China-led EV boom in Thailand threatens Japan’s grip on key market

Reuters

By Devjyot Ghoshal and Pasit Kongkunakornkul

BANGKOK (Reuters) – Thailand’s Siam Motors partnered with Nissan Motors in 1962 with a factory that rolled out four cars a day, leading to a profitable, decades-long relationship with Japanese companies that transformed it from a car dealer to an automotive pioneer.

But the Thai family-owned group that has grown annual revenues to $7 billion on the back of that success is now looking at opportunities elsewhere.


Siam Motors is in talks with several Chinese automakers about potential partnerships, particularly for high-end electric vehicles, vice president Sebastien Dupuy said in an interview, referring to previously unreported discussions.

“EVs will be a nice pocket of growth,” he said. “There is a market growing for that, and we want to capture the growth.”

Siam Motors’ position reflects a rapid shift underway in Thailand, where Chinese investments worth $1.44 billion since 2020 – including by BYD and Great Wall Motor – have opened a new front in a market Japanese automakers historically dominated.

Close on the heels of a sales crisis in China, Japanese automakers now face a battle for another key Asian market because of what has been a go-slow approach to EVs, according to registration data, industry officials and analysts. The Chinese wave is already beginning to reshape Thailand’s auto industry, as EV makers from China bring in their suppliers and local Thai firms – including those with longstanding links to Japanese companies, like Siam Motors – seek new partnerships.

Thailand is Southeast Asia’s largest car producer and exporter, and its second-largest sales market after Indonesia. Japanese automakers are so dominant that for decades they have treated it almost as an extension of their home market. But China surpassed Japan as Thailand’s top foreign investor last year, boosted by BYD’s investment in a new plant set to start up in 2024, amid concerted efforts by Thai officials to draw Chinese EV producers.

Thailand’s transition offers a test case for other economies as Chinese automakers ramp up exports and build overseas production hubs, partly in response to a hypercompetitive home market for electric cars.

In Europe, for example, where policies to support local EV production are still taking shape, Chinese automakers are also making a major push in a market where EVs now account for almost a fifth of overall sales.

CHINA VS. JAPAN

Bangkok resident Pasit Chantharojwong drove a Toyota Corolla for a decade and a half before switching to Great Wall’s Ora Good Cat this year. “I’ll never go back to a combustion-engine car again,” said the 55-year-old teacher, who also drives part-time for a ride-hailing service.

Of the nearly 850,000 new cars registered in Thailand last year, only around 1% were EVs, according to government data. But between January and April this year, that proportion rose to more than 6%.

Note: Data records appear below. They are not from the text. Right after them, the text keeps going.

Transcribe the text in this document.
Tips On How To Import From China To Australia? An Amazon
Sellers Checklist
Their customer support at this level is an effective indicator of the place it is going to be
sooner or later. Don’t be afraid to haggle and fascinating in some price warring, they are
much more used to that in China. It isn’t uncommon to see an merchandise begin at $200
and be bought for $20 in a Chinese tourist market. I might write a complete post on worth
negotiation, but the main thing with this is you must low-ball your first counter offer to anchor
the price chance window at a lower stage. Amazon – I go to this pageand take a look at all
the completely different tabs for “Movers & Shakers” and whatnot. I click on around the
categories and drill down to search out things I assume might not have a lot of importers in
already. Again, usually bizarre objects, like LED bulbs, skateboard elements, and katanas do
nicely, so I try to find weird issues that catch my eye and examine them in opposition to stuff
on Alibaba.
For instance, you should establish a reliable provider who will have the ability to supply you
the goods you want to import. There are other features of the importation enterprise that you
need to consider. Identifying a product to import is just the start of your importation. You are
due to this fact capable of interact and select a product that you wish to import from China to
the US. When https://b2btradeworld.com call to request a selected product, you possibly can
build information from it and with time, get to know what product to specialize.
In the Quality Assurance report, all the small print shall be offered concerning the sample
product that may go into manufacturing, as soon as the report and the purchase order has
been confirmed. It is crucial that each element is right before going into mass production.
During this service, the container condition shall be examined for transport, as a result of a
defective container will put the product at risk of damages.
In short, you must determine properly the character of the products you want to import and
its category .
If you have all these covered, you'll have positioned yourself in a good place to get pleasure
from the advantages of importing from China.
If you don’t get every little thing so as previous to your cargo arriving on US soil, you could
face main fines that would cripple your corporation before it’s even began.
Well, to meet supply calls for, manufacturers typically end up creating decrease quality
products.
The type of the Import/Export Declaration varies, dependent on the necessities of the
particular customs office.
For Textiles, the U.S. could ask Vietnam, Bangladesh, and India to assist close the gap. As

BYD is now the market leader, followed by China’s SAIC and Hozon and U.S. automaker Tesla, according to registration data showing 18,481 EVs sold between January and April.

More than 7,300 of those were BYD cars. Only 11 newly registered EVs this year came from Toyota, Thailand’s dominant brand that along with its partner Isuzu and Honda accounted for almost 70% of overall car and truck sales last year in Thailand.

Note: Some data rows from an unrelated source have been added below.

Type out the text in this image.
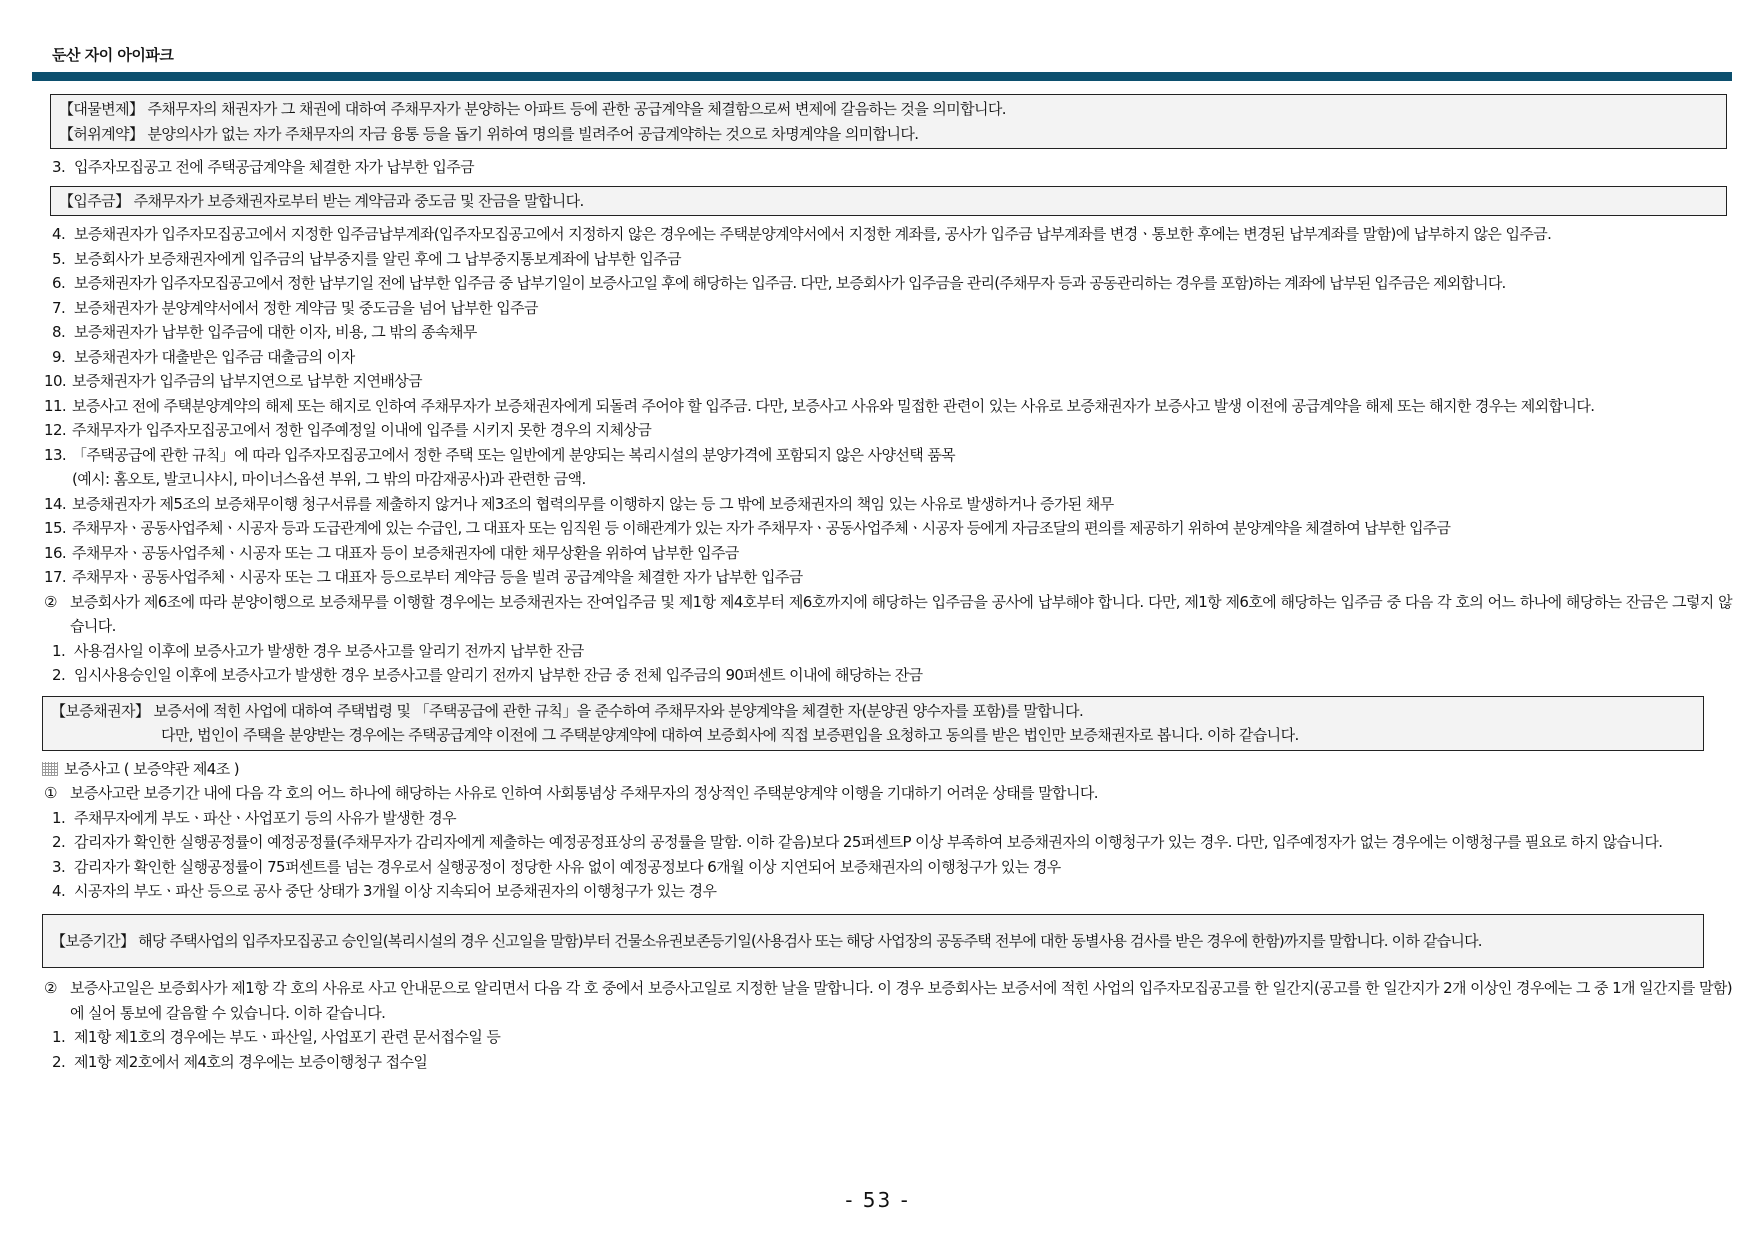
둔산 자이 아이파크
【대물변제】 주채무자의 채권자가 그 채권에 대하여 주채무자가 분양하는 아파트 등에 관한 공급계약을 체결함으로써 변제에 갈음하는 것을 의미합니다.
【허위계약】 분양의사가 없는 자가 주채무자의 자금 융통 등을 돕기 위하여 명의를 빌려주어 공급계약하는 것으로 차명계약을 의미합니다.
3. 입주자모집공고 전에 주택공급계약을 체결한 자가 납부한 입주금
【입주금】 주채무자가 보증채권자로부터 받는 계약금과 중도금 및 잔금을 말합니다.
4. 보증채권자가 입주자모집공고에서 지정한 입주금납부계좌(입주자모집공고에서 지정하지 않은 경우에는 주택분양계약서에서 지정한 계좌를, 공사가 입주금 납부계좌를 변경ㆍ통보한 후에는 변경된 납부계좌를 말함)에 납부하지 않은 입주금.
5. 보증회사가 보증채권자에게 입주금의 납부중지를 알린 후에 그 납부중지통보계좌에 납부한 입주금
6. 보증채권자가 입주자모집공고에서 정한 납부기일 전에 납부한 입주금 중 납부기일이 보증사고일 후에 해당하는 입주금. 다만, 보증회사가 입주금을 관리(주채무자 등과 공동관리하는 경우를 포함)하는 계좌에 납부된 입주금은 제외합니다.
7. 보증채권자가 분양계약서에서 정한 계약금 및 중도금을 넘어 납부한 입주금
8. 보증채권자가 납부한 입주금에 대한 이자, 비용, 그 밖의 종속채무
9. 보증채권자가 대출받은 입주금 대출금의 이자
10. 보증채권자가 입주금의 납부지연으로 납부한 지연배상금
11. 보증사고 전에 주택분양계약의 해제 또는 해지로 인하여 주채무자가 보증채권자에게 되돌려 주어야 할 입주금. 다만, 보증사고 사유와 밀접한 관련이 있는 사유로 보증채권자가 보증사고 발생 이전에 공급계약을 해제 또는 해지한 경우는 제외합니다.
12. 주채무자가 입주자모집공고에서 정한 입주예정일 이내에 입주를 시키지 못한 경우의 지체상금
13. 「주택공급에 관한 규칙」에 따라 입주자모집공고에서 정한 주택 또는 일반에게 분양되는 복리시설의 분양가격에 포함되지 않은 사양선택 품목
(예시: 홈오토, 발코니샤시, 마이너스옵션 부위, 그 밖의 마감재공사)과 관련한 금액.
14. 보증채권자가 제5조의 보증채무이행 청구서류를 제출하지 않거나 제3조의 협력의무를 이행하지 않는 등 그 밖에 보증채권자의 책임 있는 사유로 발생하거나 증가된 채무
15. 주채무자ㆍ공동사업주체ㆍ시공자 등과 도급관계에 있는 수급인, 그 대표자 또는 임직원 등 이해관계가 있는 자가 주채무자ㆍ공동사업주체ㆍ시공자 등에게 자금조달의 편의를 제공하기 위하여 분양계약을 체결하여 납부한 입주금
16. 주채무자ㆍ공동사업주체ㆍ시공자 또는 그 대표자 등이 보증채권자에 대한 채무상환을 위하여 납부한 입주금
17. 주채무자ㆍ공동사업주체ㆍ시공자 또는 그 대표자 등으로부터 계약금 등을 빌려 공급계약을 체결한 자가 납부한 입주금
② 보증회사가 제6조에 따라 분양이행으로 보증채무를 이행할 경우에는 보증채권자는 잔여입주금 및 제1항 제4호부터 제6호까지에 해당하는 입주금을 공사에 납부해야 합니다. 다만, 제1항 제6호에 해당하는 입주금 중 다음 각 호의 어느 하나에 해당하는 잔금은 그렇지 않습니다.
1. 사용검사일 이후에 보증사고가 발생한 경우 보증사고를 알리기 전까지 납부한 잔금
2. 임시사용승인일 이후에 보증사고가 발생한 경우 보증사고를 알리기 전까지 납부한 잔금 중 전체 입주금의 90퍼센트 이내에 해당하는 잔금
【보증채권자】 보증서에 적힌 사업에 대하여 주택법령 및 「주택공급에 관한 규칙」을 준수하여 주채무자와 분양계약을 체결한 자(분양권 양수자를 포함)를 말합니다.
다만, 법인이 주택을 분양받는 경우에는 주택공급계약 이전에 그 주택분양계약에 대하여 보증회사에 직접 보증편입을 요청하고 동의를 받은 법인만 보증채권자로 봅니다. 이하 같습니다.
보증사고 ( 보증약관 제4조 )
① 보증사고란 보증기간 내에 다음 각 호의 어느 하나에 해당하는 사유로 인하여 사회통념상 주채무자의 정상적인 주택분양계약 이행을 기대하기 어려운 상태를 말합니다.
1. 주채무자에게 부도ㆍ파산ㆍ사업포기 등의 사유가 발생한 경우
2. 감리자가 확인한 실행공정률이 예정공정률(주채무자가 감리자에게 제출하는 예정공정표상의 공정률을 말함. 이하 같음)보다 25퍼센트P 이상 부족하여 보증채권자의 이행청구가 있는 경우. 다만, 입주예정자가 없는 경우에는 이행청구를 필요로 하지 않습니다.
3. 감리자가 확인한 실행공정률이 75퍼센트를 넘는 경우로서 실행공정이 정당한 사유 없이 예정공정보다 6개월 이상 지연되어 보증채권자의 이행청구가 있는 경우
4. 시공자의 부도ㆍ파산 등으로 공사 중단 상태가 3개월 이상 지속되어 보증채권자의 이행청구가 있는 경우
【보증기간】 해당 주택사업의 입주자모집공고 승인일(복리시설의 경우 신고일을 말함)부터 건물소유권보존등기일(사용검사 또는 해당 사업장의 공동주택 전부에 대한 동별사용 검사를 받은 경우에 한함)까지를 말합니다. 이하 같습니다.
② 보증사고일은 보증회사가 제1항 각 호의 사유로 사고 안내문으로 알리면서 다음 각 호 중에서 보증사고일로 지정한 날을 말합니다. 이 경우 보증회사는 보증서에 적힌 사업의 입주자모집공고를 한 일간지(공고를 한 일간지가 2개 이상인 경우에는 그 중 1개 일간지를 말함)에 실어 통보에 갈음할 수 있습니다. 이하 같습니다.
1. 제1항 제1호의 경우에는 부도ㆍ파산일, 사업포기 관련 문서접수일 등
2. 제1항 제2호에서 제4호의 경우에는 보증이행청구 접수일
- 53 -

Hajime Yamamoto, a principal at Nomura Research Institute’s consulting division in Thailand, said Chinese brands could take at least 15 percentage points of share from Japan over the next decade by delivering affordable EVs.

“The Japanese are only able to target some of the premium segments,” Yamamoto said.

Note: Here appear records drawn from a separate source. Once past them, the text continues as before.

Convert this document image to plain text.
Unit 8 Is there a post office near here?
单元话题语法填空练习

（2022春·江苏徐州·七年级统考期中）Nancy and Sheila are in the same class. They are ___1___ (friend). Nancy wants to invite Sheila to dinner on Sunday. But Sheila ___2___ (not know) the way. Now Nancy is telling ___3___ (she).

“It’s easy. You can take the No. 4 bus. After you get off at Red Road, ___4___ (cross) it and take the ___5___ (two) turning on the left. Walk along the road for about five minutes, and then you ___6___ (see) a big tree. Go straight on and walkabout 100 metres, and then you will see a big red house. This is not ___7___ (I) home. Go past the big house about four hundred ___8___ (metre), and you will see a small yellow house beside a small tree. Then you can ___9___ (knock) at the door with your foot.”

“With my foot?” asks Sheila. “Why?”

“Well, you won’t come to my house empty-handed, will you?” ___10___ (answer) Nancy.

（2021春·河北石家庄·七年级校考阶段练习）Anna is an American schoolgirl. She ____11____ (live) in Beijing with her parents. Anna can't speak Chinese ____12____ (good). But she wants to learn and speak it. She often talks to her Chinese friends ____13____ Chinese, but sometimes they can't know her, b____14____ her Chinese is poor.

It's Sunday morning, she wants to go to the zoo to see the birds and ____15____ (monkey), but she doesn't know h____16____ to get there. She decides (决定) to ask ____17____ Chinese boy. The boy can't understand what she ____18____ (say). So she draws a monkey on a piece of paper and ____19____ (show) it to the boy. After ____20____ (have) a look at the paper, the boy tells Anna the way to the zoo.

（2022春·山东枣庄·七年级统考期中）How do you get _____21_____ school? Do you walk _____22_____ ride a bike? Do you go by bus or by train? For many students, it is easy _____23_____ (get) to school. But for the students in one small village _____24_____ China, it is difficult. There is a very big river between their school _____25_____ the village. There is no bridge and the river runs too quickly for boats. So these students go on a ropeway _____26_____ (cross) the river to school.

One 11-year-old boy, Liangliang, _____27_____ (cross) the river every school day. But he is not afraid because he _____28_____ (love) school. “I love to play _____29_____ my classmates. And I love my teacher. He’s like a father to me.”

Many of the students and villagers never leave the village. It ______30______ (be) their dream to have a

Toyota, which alongside its group companies has invested nearly $7 billion in Thailand over the last decade and employs some 275,000 people, told Reuters in a statement that it is considering EV production in the country – its first official confirmation.

Toyota said it has taken 3,356 bookings so far for the electric bZ4X, which it began selling in Thailand last year.

It has also signalled an electric pickup truck is coming, but Goldman Sachs said in a note last month that “there is a growing need for them to consider other product segment expansion.”

GOVERNMENT PUSH

By 2030, Thailand aims to convert around 30% of its annual production of 2.5 million vehicles into EVs with ambitions to become the main regional production hub, for which it is aggressively pursuing investment.

Thailand’s pitch to Chinese EV makers has been its existing supply base – built largely for Japanese automakers – and readiness to provide incentives.

These include lower tariffs on imports on the condition of subsequent local assembly and some tax breaks for EV manufacturing.

“We realise that if we would like to be the EV hub of the region, we cannot only build the car assembly industry,” said Thailand’s Board of Investment Secretary General Narit Therdsteerasukdi, who has travelled multiple times to China in recent months.

“We need to strengthen the whole ecosystem of EVs.”

The BOI has approved 14 projects by 13 companies, representing an annual production capacity of 276,640 EVs as of May 31.

Great Wall selected Thailand as a regional hub for EVs because of the country’s strong infrastructure, supplier and talent base, alongside its growth potential, said Narong Sritalayon, managing director of its Thailand arm.

“You want to penetrate into a market that has purchasing power and will be able to support your growth plans in the future, especially in a new business like electric vehicles,” he said.